Rewrite

April 2003

About a year ago, i bought adamish.co.uk, and decided to make a home page. Unfortunately i didn't know much about HTML then, and i introduced many faults and flaws into the original design. Many design inconstistencies have also crept into this site. Now i have a bit of time on my hands, i have decided to redo the whole site. i shall call the remake process the "road map".

All of this goes to highlight it is easier to do the design process first!!

Things to do

XHTML

In essence, pages written in correct XML according to a DTD provided by the W3C. See www.w3c.org for details.

Advantages?: XHTML easier to parse by browsers, therefore used by PDAs/mobile phones. Also easier to verify correctness. Easy to extend XHTML, although most users do not use its extensibility

Differences?: Almost identifical to strict HTML 4.01, except all tags must be in lowercase and must be finished, i.e. <tag> </tag>. Tags like img must be written as <tag attribute1="" ... attributeN=""/>. Note the forward slash before the last >. Also documents must have a <?xml ?> thing at the begining.

Conclusion: It would be quite easy to convert to XHTML since my style of coding is to already use lowercase mostly complete tags. Adding a header to each file would be a trivial scripting matter.

Logging system

Update Jan 2004: Home-brew logging system has now been replaced with awstats.

Although the hosting company i use provide a logging system it is not particularly good and does not provide addresses of visitors. i have currently upgraded most of my site to use standard header and footer inc files. i hope to insert code into one of these files to record requests for the particular page, along with the referer, IP, host name, date and time etc.

i think i'll use some kind of XML structure, since this will be easy to parse by a web interface. Times will be stored using a UNIX date-stamp integer, this will allow dates to be converted into any format with ease.

i hope to also include a mechanism to record how long is spent on each page by looking at the time until the next request from the same address and also filtering erroneous results generated by this process by applying some sensible heuristic.

July 13th: Logging system finished. It provides logging of all pages apart from the log system itself. It records referer, date, time, hostname and the page being requested. It also, where possible calculates the time spent on each page by the difference in time between requests from the same host.

July 17th: Completed a searchstring retrieval system. . This provides a list of search strings extracted from the HTTP_REFERER data. It is quite simplistic but works for most search engines. It works in the following way:

Convert all pages to PHP

i wrote the following script to rename all the .html files as .php files. The script also changes any .html entries in the any files to .php. This will hopefully keep the hyperlinks intact.

#!/bin/bash

for i in `find . -regex '.*\.php\|.*\.html'`
{
        sed -e 's/\.html/.php/' $i > tmp;
        mv tmp $i;
        mv $i `echo $i | sed -e 's/\.html/.php/'`;
}

i also included the following line in my .htaccess file to forward requests to html pages as requests to the same named php page. This will help to stop broken links from search engines or other external sources. i will remove this forwarding support after google updates its index.

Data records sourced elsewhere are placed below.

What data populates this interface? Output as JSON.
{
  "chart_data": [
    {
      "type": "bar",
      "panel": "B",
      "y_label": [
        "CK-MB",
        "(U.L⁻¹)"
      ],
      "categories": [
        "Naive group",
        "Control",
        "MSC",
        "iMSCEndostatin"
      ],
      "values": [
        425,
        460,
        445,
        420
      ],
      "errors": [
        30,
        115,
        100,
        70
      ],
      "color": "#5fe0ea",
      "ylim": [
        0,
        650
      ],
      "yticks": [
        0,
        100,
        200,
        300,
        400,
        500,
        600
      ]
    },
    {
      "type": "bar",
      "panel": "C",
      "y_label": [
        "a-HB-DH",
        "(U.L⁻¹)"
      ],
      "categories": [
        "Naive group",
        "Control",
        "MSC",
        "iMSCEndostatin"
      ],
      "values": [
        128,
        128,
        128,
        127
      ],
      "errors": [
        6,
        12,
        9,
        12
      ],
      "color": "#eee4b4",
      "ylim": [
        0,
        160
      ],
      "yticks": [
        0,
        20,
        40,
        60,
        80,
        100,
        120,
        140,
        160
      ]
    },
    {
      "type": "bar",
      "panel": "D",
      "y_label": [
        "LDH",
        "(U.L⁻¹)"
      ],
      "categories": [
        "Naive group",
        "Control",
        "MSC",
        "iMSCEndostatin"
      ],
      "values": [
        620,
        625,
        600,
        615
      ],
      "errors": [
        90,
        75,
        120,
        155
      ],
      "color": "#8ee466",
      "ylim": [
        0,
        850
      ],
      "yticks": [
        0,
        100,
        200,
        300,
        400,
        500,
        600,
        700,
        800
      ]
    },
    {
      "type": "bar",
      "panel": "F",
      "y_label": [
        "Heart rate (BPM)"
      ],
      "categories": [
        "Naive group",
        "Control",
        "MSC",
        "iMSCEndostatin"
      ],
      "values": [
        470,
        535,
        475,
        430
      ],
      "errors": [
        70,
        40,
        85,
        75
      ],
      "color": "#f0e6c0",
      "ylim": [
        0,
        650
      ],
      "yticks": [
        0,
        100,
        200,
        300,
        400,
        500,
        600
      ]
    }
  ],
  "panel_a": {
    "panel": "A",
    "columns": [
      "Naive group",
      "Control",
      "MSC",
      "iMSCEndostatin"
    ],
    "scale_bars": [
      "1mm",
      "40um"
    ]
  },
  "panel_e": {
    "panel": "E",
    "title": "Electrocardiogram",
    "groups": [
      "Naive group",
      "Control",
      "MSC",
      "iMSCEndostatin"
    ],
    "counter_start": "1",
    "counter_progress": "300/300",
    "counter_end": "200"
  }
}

RedirectMatch 301 (.*)\.html$ http://www.ghostofashark.co.uk$1.php

Server side includes for headers and footers

i used the php include() function to include a header.inc and a footer.inc file. This will help to maintain constitency. Instead of having a predesigned header navigation bar, the navigation bar is computed on demand by php code in the header.inc file.

i also included a head.inc file in the <head></head> section of each file. This allows for more standardisation. Also a no robots META tag is included to prevent certain sections of the site being archived by google. This included my blog, and music and film listings.

Style sheet

i have improved my style sheet to be attempt to be more logical and less complex.

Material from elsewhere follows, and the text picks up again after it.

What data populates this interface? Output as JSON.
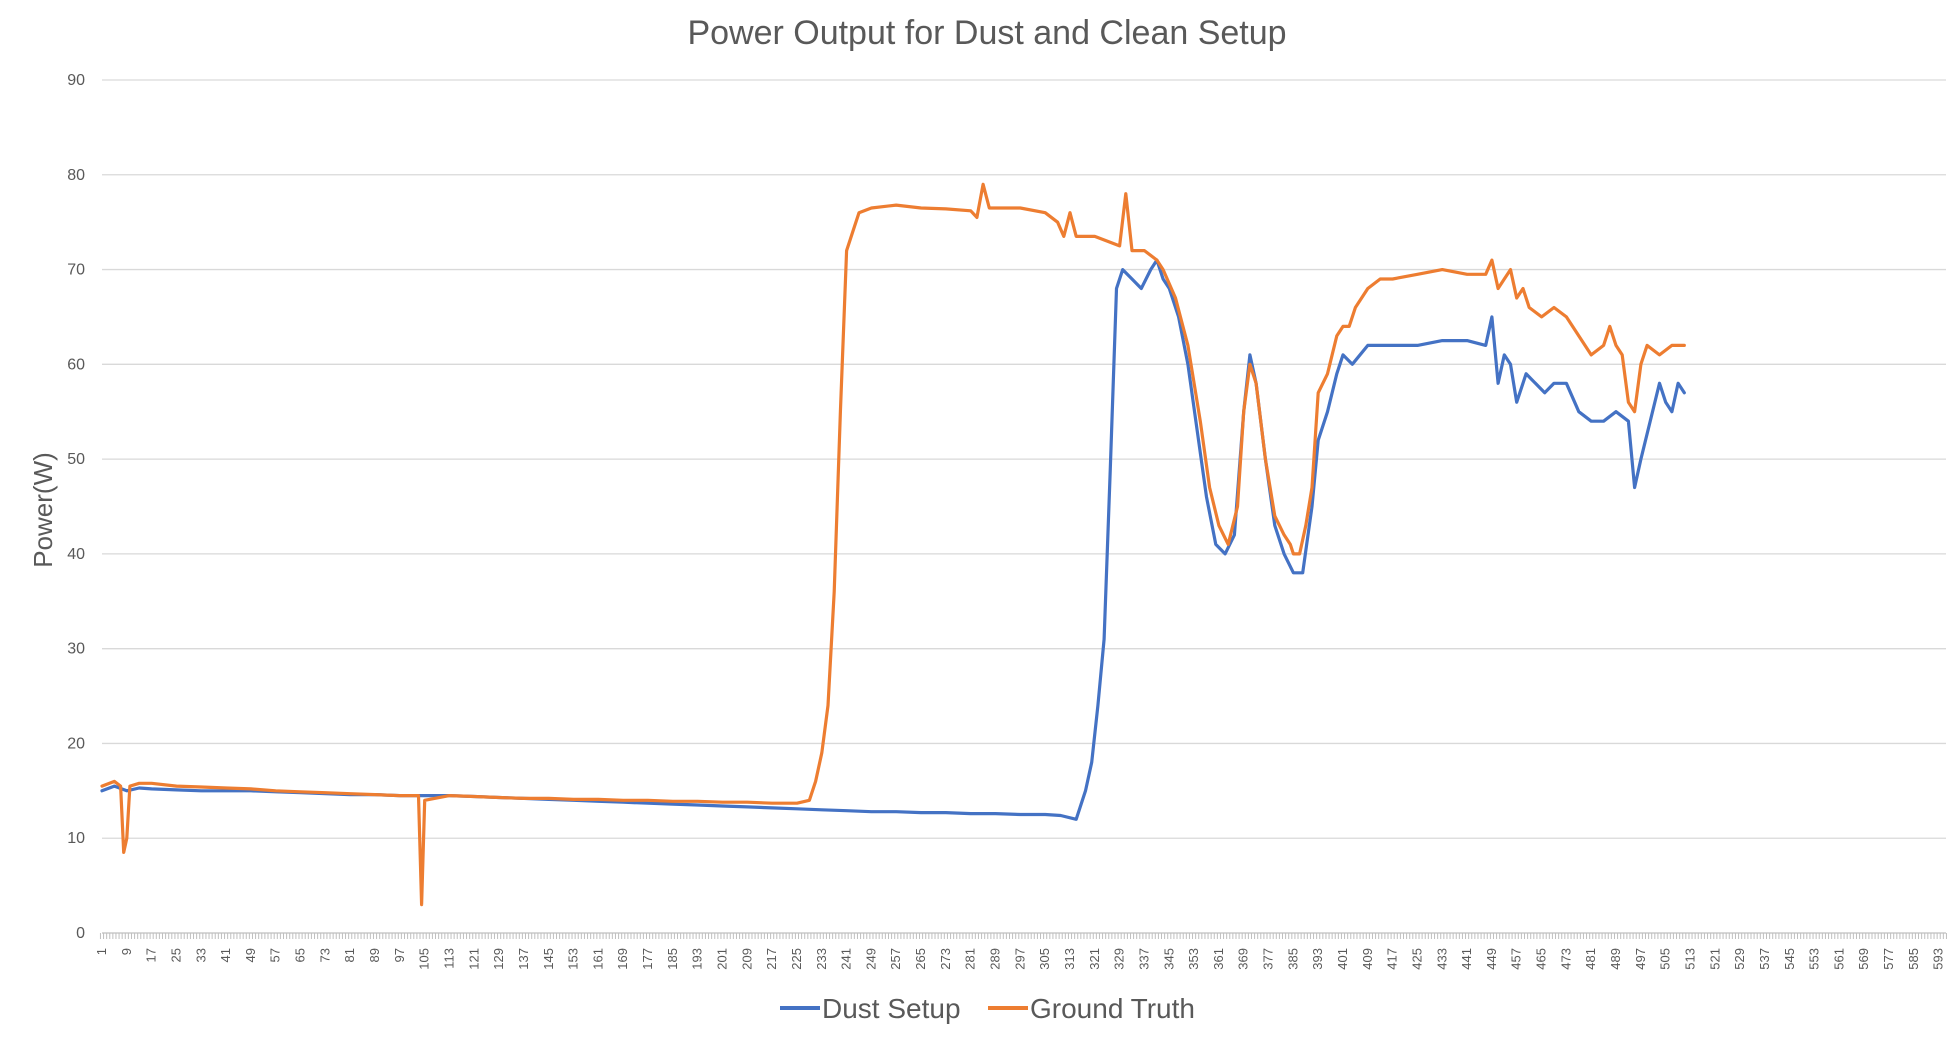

i define the core HTML tags, i.e body, h1,h2,h3,ul etc. i turn off borders for img.

To make text clearer to read, i now use justified sans-serif paragraphs that are limited to 40% page width.

p tags are indented by 5%, all other div tags, ul,ol etc, are indented by 10%. Global body margins are at 10% both sides.

There are also the following additional classes.

For tables, i defined th. To make long lists in tables more readable, i provided classes for odd, even, and highlighted rows.

i also now include it as an inline style section in the head of every file. This will help to reduce the server load and keep each page self contained.